You may have heard this phrase before: “for the uninitiated…” And it is something that we throw around a lot in the Self-Directed IRA world. Why? Because many people—including many experienced investors—are not fully aware of what a Self-Directed IRA does, or how it even works. That is why we have decided to put together some of the most important points about Self-Directed IRAs for anyone who feels that they are just being introduced to this topic. Here is what you will need to know:
Defining the Self-Directed IRA in Simple Terms
To define Self-Directed IRAs, we first have to define what an IRA is. According to Investopedia, “An individual retirement account (IRA) is a tax-advantaged account that individuals use to save and invest for retirement.” You might notice that this definition is short on specifics. Why is that? Because an “IRA” can technically refer to a large number of different account types, including:
- Traditional IRAs
- Roth IRAs
- SEP-IRAs, or Simplified Employee Pension IRAs
Each account type has its unique quirks. For example, a Roth IRA is funded using after-tax dollars, which means that an investor will have more flexibility with that money later in retirement, since the funds were already taxed. For example, within a Roth IRA, an investor can continue contributing as long as they like, and never take anything out if they do not want to—after all, it is their money. For a Traditional IRA, investors will have to start taking retirement distributions at a certain age to help ensure that the before-tax (or tax-deductible) money put into the account does eventually get taxed.
What is Self-Direction?
It all makes sense so far. Many of us are aware of what an IRA is, or at least the concept of investing in a tax-advantaged retirement account. But what happens when an investor encounters a phrase like self-direction? As it applies to retirement accounts, it is exactly how it sounds: rather than working solely through a broker who establishes which funds you can choose from, you will be responsible for selecting your own investments in the IRA.
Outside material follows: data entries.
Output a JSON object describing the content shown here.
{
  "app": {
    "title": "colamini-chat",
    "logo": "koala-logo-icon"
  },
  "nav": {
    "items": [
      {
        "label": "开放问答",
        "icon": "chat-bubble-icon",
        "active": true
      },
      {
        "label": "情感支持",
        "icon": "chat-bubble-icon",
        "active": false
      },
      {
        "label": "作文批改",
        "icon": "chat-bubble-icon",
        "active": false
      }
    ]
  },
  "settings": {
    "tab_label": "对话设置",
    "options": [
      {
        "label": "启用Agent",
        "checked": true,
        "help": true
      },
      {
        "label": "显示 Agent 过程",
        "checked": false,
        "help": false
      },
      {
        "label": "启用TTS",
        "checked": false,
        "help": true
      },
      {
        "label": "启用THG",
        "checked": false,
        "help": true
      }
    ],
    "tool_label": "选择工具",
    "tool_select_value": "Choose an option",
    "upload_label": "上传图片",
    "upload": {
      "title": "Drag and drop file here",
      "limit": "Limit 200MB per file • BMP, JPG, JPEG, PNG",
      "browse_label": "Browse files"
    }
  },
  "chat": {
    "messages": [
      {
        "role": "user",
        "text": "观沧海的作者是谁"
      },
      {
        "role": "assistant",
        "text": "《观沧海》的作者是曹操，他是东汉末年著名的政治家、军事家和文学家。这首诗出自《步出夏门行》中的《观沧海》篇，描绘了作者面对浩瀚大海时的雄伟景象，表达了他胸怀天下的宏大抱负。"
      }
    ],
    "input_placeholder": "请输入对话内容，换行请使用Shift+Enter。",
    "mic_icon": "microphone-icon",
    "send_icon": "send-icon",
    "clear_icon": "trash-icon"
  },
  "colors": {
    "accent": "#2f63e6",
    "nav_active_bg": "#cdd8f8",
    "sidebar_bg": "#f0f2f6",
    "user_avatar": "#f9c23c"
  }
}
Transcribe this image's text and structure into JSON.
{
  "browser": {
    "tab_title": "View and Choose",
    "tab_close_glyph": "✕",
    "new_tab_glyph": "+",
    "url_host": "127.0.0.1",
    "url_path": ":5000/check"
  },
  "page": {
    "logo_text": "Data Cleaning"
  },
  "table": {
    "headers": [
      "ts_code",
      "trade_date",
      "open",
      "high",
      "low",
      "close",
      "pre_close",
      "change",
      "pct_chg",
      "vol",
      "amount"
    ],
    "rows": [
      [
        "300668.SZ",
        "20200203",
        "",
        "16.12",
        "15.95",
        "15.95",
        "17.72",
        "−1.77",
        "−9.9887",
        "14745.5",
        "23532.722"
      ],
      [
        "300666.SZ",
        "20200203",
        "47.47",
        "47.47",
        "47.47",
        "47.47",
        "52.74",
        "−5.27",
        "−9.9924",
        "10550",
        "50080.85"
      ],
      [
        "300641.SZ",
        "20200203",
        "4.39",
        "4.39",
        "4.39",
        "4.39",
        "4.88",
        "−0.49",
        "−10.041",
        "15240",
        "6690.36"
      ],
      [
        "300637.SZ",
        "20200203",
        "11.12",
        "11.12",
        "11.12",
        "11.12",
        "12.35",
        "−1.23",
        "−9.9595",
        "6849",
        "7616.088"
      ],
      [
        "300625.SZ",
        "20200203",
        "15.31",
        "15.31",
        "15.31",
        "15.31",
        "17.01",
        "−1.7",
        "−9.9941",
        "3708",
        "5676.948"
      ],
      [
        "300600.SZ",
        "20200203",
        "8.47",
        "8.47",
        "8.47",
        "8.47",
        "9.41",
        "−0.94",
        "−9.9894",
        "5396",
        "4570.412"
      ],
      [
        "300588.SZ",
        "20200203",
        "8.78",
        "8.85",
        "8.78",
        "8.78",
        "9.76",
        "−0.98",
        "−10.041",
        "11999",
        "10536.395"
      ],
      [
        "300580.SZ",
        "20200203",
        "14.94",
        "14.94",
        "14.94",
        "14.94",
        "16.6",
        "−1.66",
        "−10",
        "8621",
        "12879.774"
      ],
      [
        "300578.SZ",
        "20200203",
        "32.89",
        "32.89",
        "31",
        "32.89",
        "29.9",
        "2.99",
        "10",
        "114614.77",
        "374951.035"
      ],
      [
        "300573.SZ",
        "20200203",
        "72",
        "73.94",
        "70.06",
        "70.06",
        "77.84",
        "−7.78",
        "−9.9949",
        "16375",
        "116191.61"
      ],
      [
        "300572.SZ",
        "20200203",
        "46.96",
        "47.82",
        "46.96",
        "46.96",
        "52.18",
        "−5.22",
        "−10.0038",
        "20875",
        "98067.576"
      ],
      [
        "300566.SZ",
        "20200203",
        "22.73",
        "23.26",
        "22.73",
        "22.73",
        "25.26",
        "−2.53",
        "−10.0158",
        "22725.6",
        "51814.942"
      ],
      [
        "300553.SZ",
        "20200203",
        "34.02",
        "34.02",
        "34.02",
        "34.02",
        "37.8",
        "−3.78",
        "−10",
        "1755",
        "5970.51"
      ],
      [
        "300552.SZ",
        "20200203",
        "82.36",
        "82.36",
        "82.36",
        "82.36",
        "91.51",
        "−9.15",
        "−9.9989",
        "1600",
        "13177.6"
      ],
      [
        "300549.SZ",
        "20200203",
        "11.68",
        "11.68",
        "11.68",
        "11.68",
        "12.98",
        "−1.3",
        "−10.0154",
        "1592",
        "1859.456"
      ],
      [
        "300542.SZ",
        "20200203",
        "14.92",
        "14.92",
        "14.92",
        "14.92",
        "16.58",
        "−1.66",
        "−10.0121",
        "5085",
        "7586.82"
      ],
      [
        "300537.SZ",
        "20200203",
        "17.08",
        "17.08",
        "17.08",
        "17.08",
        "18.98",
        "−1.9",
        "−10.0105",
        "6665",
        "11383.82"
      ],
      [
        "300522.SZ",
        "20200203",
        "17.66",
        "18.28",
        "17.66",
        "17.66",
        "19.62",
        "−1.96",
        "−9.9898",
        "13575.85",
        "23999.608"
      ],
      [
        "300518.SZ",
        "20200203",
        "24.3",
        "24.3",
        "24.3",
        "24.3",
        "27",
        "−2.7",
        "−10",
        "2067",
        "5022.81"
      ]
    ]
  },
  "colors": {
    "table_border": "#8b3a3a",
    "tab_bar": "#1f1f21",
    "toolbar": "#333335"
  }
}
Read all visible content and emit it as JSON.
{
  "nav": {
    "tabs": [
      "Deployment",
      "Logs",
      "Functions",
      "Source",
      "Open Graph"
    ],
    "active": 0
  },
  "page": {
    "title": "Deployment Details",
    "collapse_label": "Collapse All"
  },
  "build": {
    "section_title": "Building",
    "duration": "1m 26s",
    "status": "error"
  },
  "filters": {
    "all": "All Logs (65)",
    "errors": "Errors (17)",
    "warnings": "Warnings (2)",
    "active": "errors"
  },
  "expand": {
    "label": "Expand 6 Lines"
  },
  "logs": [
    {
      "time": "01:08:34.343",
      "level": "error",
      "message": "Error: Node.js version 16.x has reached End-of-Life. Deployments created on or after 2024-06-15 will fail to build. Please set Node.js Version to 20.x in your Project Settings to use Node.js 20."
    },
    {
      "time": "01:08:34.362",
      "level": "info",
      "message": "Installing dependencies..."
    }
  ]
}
Why bother? Because selecting your own investments can provide a greater degree of freedom. And here is what interests the uninitiated: you may have more retirement options than you know. For example, did you know that you can hold real estate within a Self-Directed IRA? Precious metals? Private stock? Even promissory notes? These assets help investors diversify out of the stock market. And for many investors with specific experience in these asset classes, it can be a great way to build wealth.
Self-direction can be a tricky topic for some because it also means that they are taking on more responsibility. Rather than rely on a broker to handle the ins and outs and the paperwork, you are taking on more yourself. But that is where a Self-Directed IRA administration firm comes in.
Working with a Self-Directed IRA Administration Firm
A Self-Directed IRA administration firm is an entity which can serve as the “custodian” on the account, helping to execute paperwork and transactions to ensure that everything is done the right way. Because there are specific rules regulating how retirement accounts can work, individual investors have to be wary of running afoul of those rules. Working with a Self-Directed IRA administration firm can help. With a trusted firm on your side, you can execute paperwork and transactions easily. It means that even though you are in charge, you can still rely on a trusted firm—not an adviser—to handle issues like administrative work.